Datum: 2018-11-12 10:00:00Quelle: Akademie Fresenius

Die 16. Fachtagung „Technologie und Abfüllung sensibler Getränke“ der Akademie Fresenius am 23. und 24. Oktober in Wiesbaden bot eine umfassende Bestandsaufnahme der Gegenwart und Zukunft des Getränkemarktes. Wirtschaftlich sehen sich die Brunnen und Abfüller dem Innovationsdruck eines stagnierenden Marktes ausgesetzt. Dazu gesellen sich Probleme durch Fachkräftemangel und Herausforderungen durch Digitalisierung. Steigendes Misstrauen der Verbraucher und der gesellschaftliche Hang zur Skandalisierung machen die Arbeit für Qualitätssicherung und Kommunikation auch nicht leichter. Ganz aktuell hält die Diskussion um Mikroplastik im Mineralwasser die Branche in Atem. Zu all diesen Themen hatte die Akademie Fresenius hochrangige Experten aus Industrie und Forschung gewinnen können.

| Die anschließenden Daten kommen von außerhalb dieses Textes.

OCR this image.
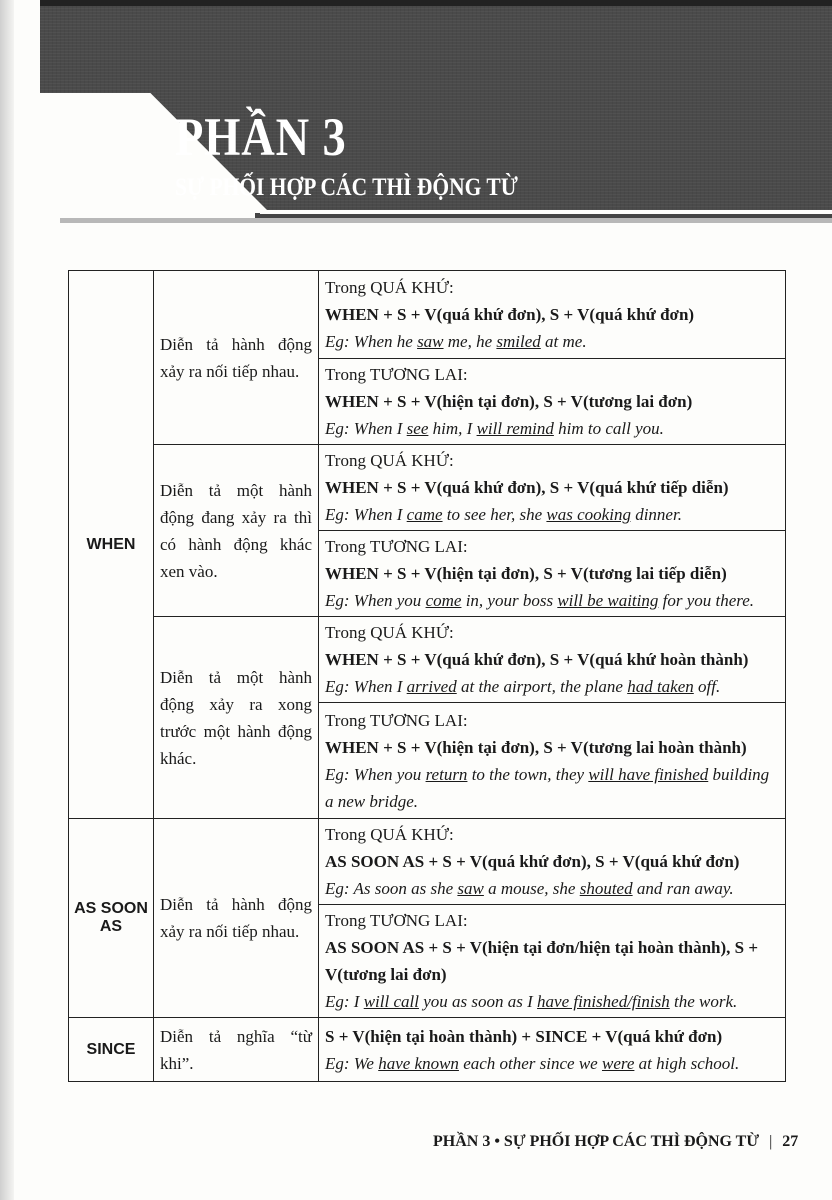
PHẦN 3
SỰ PHỐI HỢP CÁC THÌ ĐỘNG TỪ
WHEN	Diễn tả hành động xảy ra nối tiếp nhau.	Trong QUÁ KHỨ:
WHEN + S + V(quá khứ đơn), S + V(quá khứ đơn)
Eg: When he saw me, he smiled at me.

		Trong TƯƠNG LAI:
WHEN + S + V(hiện tại đơn), S + V(tương lai đơn)
Eg: When I see him, I will remind him to call you.

	Diễn tả một hành động đang xảy ra thì có hành động khác xen vào.	Trong QUÁ KHỨ:
WHEN + S + V(quá khứ đơn), S + V(quá khứ tiếp diễn)
Eg: When I came to see her, she was cooking dinner.

		Trong TƯƠNG LAI:
WHEN + S + V(hiện tại đơn), S + V(tương lai tiếp diễn)
Eg: When you come in, your boss will be waiting for you there.

	Diễn tả một hành động xảy ra xong trước một hành động khác.	Trong QUÁ KHỨ:
WHEN + S + V(quá khứ đơn), S + V(quá khứ hoàn thành)
Eg: When I arrived at the airport, the plane had taken off.

		Trong TƯƠNG LAI:
WHEN + S + V(hiện tại đơn), S + V(tương lai hoàn thành)
Eg: When you return to the town, they will have finished building a new bridge.

AS SOON AS	Diễn tả hành động xảy ra nối tiếp nhau.	Trong QUÁ KHỨ:
AS SOON AS + S + V(quá khứ đơn), S + V(quá khứ đơn)
Eg: As soon as she saw a mouse, she shouted and ran away.

		Trong TƯƠNG LAI:
AS SOON AS + S + V(hiện tại đơn/hiện tại hoàn thành), S + V(tương lai đơn)
Eg: I will call you as soon as I have finished/finish the work.

SINCE	Diễn tả nghĩa “từ khi”.	S + V(hiện tại hoàn thành) + SINCE + V(quá khứ đơn)
Eg: We have known each other since we were at high school.
PHẦN 3 • SỰ PHỐI HỢP CÁC THÌ ĐỘNG TỪ | 27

Die Getränkebranche steht unter doppeltem Druck: Probleme bereitet einerseits der Fachkräftemangel. Andererseits üben betriebliche Struktur- und Kostenanpassungen sowie die fortschreitende Automatisierung Druck auf die Beschäftigung aus. Das ergeben aktuelle Zahlen einer Studie, die das Unternehmen WMP Consult für die gewerkschaftsnahe Hans-Böckler-Stiftung durchgeführt hat. Der Berater Stefan Stracke stellte die Studienergebnisse auf der Fresenius-Fachtagung vor.

AFG-Markt bleibt regional geprägt, Konsolidierungswelle nicht in Sicht

Der Markt für alkoholfreie Getränke (AFG) ist in Deutschland weitgehend gesättigt. Seit den 90er Jahren haben die Deutschen immer mehr Freude an alkoholfreien Getränken entwickelt. Lag der Pro-Kopf-Verbrauch 1990 noch bei 210 Litern, so trank der Deutsche im Jahr 2016 im Durchschnitt (inklusive Saftvarianten) 300 Liter pro Jahr. Aber seit 2011 stagniert diese Zahl. Damit wird der AFG-Markt zum Verdrängungswettbewerb, in dem der Zuwachs eines Segmentes stets zu Lasten eines anderen geht: Wässer konnten in den vergangenen Jahren starke Zuwächse verzeichnen, dafür sind Limonaden rückläufig. Der intensive Wettbewerb und die starke Marktposition des LEH haben zu einem hohen Preis- und Kostendruck für die gesamte Branche geführt.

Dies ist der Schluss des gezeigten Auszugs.